Other emergency department nurses told similar tales. 

“You have an ICU patient in the emergency department and you’re expected to take care of that ICU patient and three or four other patients, and you’re expected to give them the optimum care,” Jessica Burton, a nurse from Statesville, said. “However, you can’t because you have so much stuff and they’re hollering at you, ‘Get this patient in, get this patient through, get his question to the floor.’ But if there’s no beds on the floor, you’re stuck with four or five patients.”

Fulwilie said that when she started nursing in 1997, she would never have more than three patients in the ICU. 

“Now, I see our new nurses who have five or six patients at a time,” Fulwilie said. “Psych nurses … we’re having to run a unit with 18 and 20 psychotic patients and two nurses and maybe two techs.” 

Registered nurses Victoria Williams (l) and Sheree Hayes (r) who both work in North Carolina were in Washington with their nursing school friend Lucy Hudson (middle), who works in Tennessee, to demonstrate for better working conditions for nurses. The women said that too few staff create conditions for medical errors.

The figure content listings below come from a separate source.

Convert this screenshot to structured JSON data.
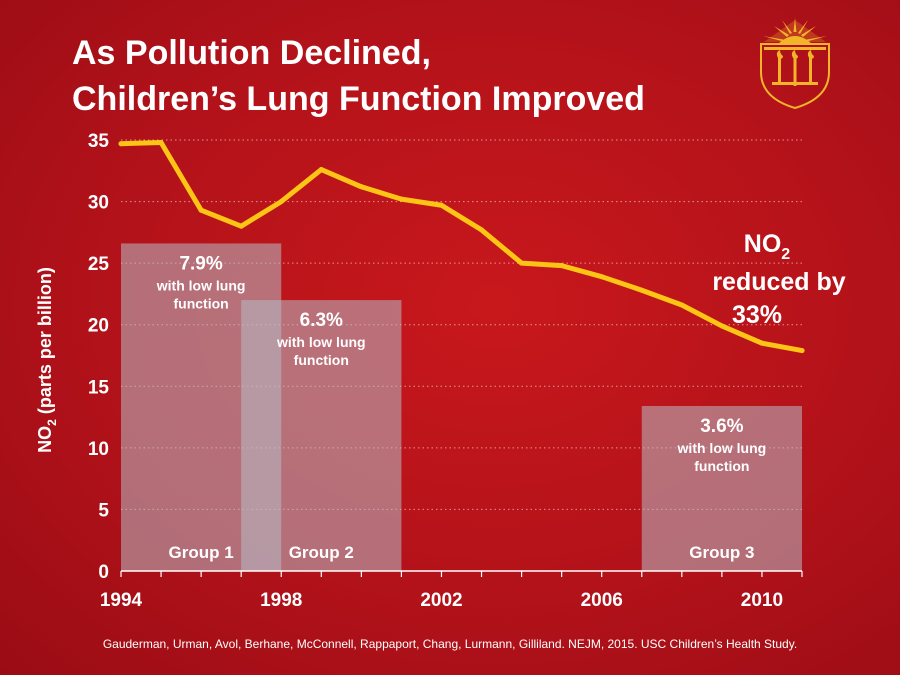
{
  "title": {
    "line1": "As Pollution Declined,",
    "line2": "Children’s Lung Function Improved"
  },
  "colors": {
    "background": "#b3121a",
    "line": "#fcc515",
    "bar": "#b6bcc6",
    "text": "#ffffff",
    "seal": "#f2b52a"
  },
  "logo": {
    "name": "usc-seal-icon"
  },
  "citation": "Gauderman, Urman, Avol, Berhane, McConnell, Rappaport, Chang, Lurmann, Gilliland. NEJM, 2015. USC Children’s Health Study.",
  "chart_data": {
    "type": "line",
    "title": "As Pollution Declined, Children’s Lung Function Improved",
    "ylabel": "NO2 (parts per billion)",
    "ylabel_main": "NO",
    "ylabel_sub": "2",
    "ylabel_rest": " (parts per billion)",
    "xlabel": "",
    "xlim": [
      1994,
      2011
    ],
    "ylim": [
      0,
      35
    ],
    "grid": true,
    "x_ticks": [
      1994,
      1998,
      2002,
      2006,
      2010
    ],
    "y_ticks": [
      0,
      5,
      10,
      15,
      20,
      25,
      30,
      35
    ],
    "series": [
      {
        "name": "NO2",
        "x": [
          1994,
          1995,
          1996,
          1997,
          1998,
          1999,
          2000,
          2001,
          2002,
          2003,
          2004,
          2005,
          2006,
          2007,
          2008,
          2009,
          2010,
          2011
        ],
        "values": [
          34.7,
          34.8,
          29.3,
          28.0,
          30.0,
          32.6,
          31.2,
          30.2,
          29.7,
          27.7,
          25.0,
          24.8,
          23.9,
          22.8,
          21.6,
          19.9,
          18.5,
          17.9
        ]
      }
    ],
    "groups": [
      {
        "label": "Group 1",
        "x_start": 1994,
        "x_end": 1998,
        "height": 26.6,
        "value": "7.9%",
        "description_line1": "with low lung",
        "description_line2": "function"
      },
      {
        "label": "Group 2",
        "x_start": 1997,
        "x_end": 2001,
        "height": 22.0,
        "value": "6.3%",
        "description_line1": "with low lung",
        "description_line2": "function"
      },
      {
        "label": "Group 3",
        "x_start": 2007,
        "x_end": 2011,
        "height": 13.4,
        "value": "3.6%",
        "description_line1": "with low lung",
        "description_line2": "function"
      }
    ],
    "annotation": {
      "line1_main": "NO",
      "line1_sub": "2",
      "line2": "reduced by",
      "line3": "33%"
    }
  }
}
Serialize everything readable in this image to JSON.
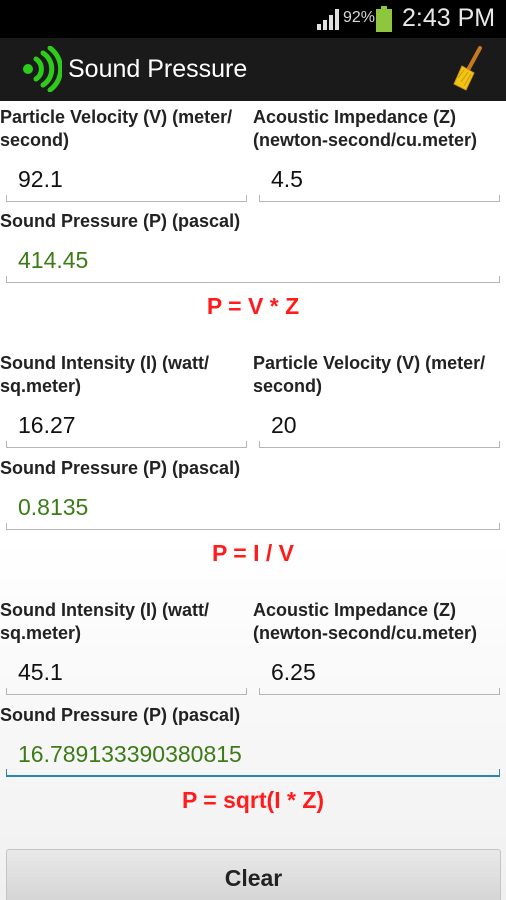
{
  "status_bar": {
    "battery_percent": "92%",
    "time": "2:43 PM",
    "battery_level": 0.92,
    "icons": [
      "signal-icon",
      "battery-icon"
    ]
  },
  "action_bar": {
    "title": "Sound Pressure",
    "icons": [
      "app-logo-icon",
      "broom-clear-icon"
    ]
  },
  "sections": [
    {
      "left_label": "Particle Velocity (V) (meter/\nsecond)",
      "left_value": "92.1",
      "right_label": "Acoustic Impedance (Z)\n(newton-second/cu.meter)",
      "right_value": "4.5",
      "result_label": "Sound Pressure (P) (pascal)",
      "result_value": "414.45",
      "formula": "P = V * Z"
    },
    {
      "left_label": "Sound Intensity (I) (watt/\nsq.meter)",
      "left_value": "16.27",
      "right_label": "Particle Velocity (V) (meter/\nsecond)",
      "right_value": "20",
      "result_label": "Sound Pressure (P) (pascal)",
      "result_value": "0.8135",
      "formula": "P = I / V"
    },
    {
      "left_label": "Sound Intensity (I) (watt/\nsq.meter)",
      "left_value": "45.1",
      "right_label": "Acoustic Impedance (Z)\n(newton-second/cu.meter)",
      "right_value": "6.25",
      "result_label": "Sound Pressure (P) (pascal)",
      "result_value": "16.789133390380815",
      "formula": "P = sqrt(I * Z)"
    }
  ],
  "clear_button": {
    "label": "Clear"
  },
  "colors": {
    "result_text": "#3c7b18",
    "formula_text": "#ff1c1c",
    "focus_underline": "#2a86b4",
    "app_icon_green": "#2ecc1a"
  }
}
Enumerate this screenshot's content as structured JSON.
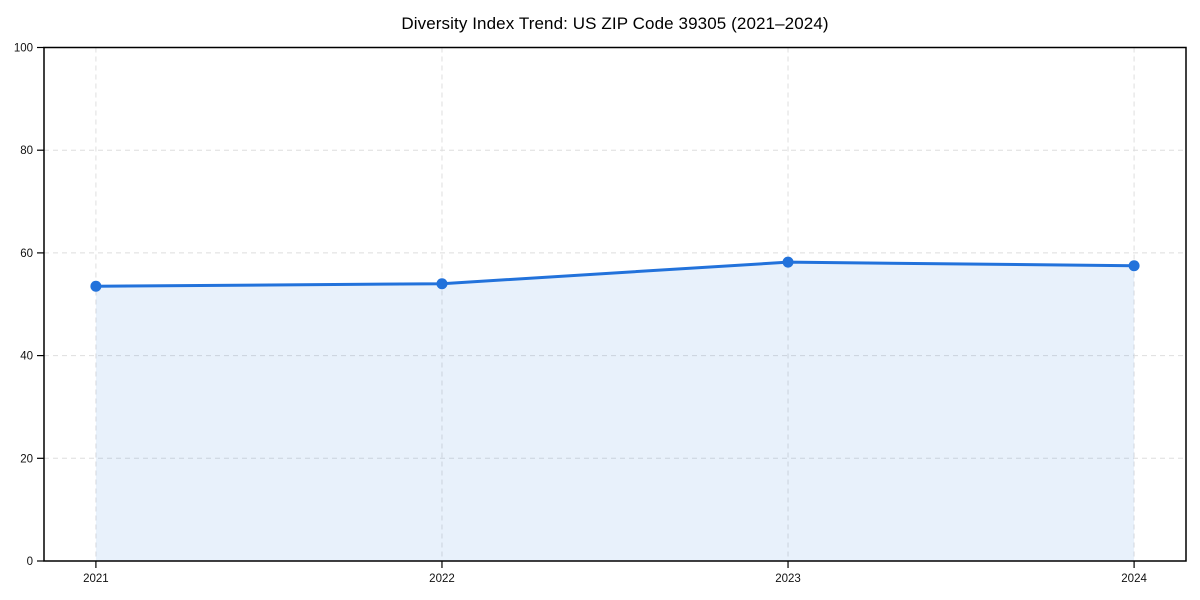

Photo credit: Rose Hoban

“It’s a patient safety issue by having more patients than you can handle, which is stretching us and [we’re] basically not able to provide the care and the adequate care that they need,” said Victoria Williams, a nurse from Fayetteville. “Because you have so many patients, the patients are kind of neglected in a way, you know?”

Then her friend Lucy Hudson, a nurse from Tennessee, chimed in, “And it’s easy to make mistakes and when that happens they want to come for your license.” 

Chilling effect

Many of the nurses wore t-shirts and carried signs expressing solidarity with RaDonda Vaught, a Nashville-based nurse who was recently found guilty of negligent homicide after she made a medication error that resulted in a patient’s death. (Vaught was sentenced to  three years probation on Friday.)

Hudson, Williams and her nursing school friend Sheree Hayes said the chilling effect of the Vaught prosecution was leading them to reconsider the profession in light of the increased caseloads, which they said set them up for medical errors. 

The women pointed to research that shows that overburdened health care professionals are more prone to errors, especially in health care systems that force nurses to perform workarounds such as creating shortcuts to open electronic medication closets to get things done. That’s what allegedly happened in the Vaught case. 

“That’s why nurses are walking away from this profession, because we’re afraid because of something like that what happened and then we’re the ones to blame,” said Hayes, who works in Charlotte.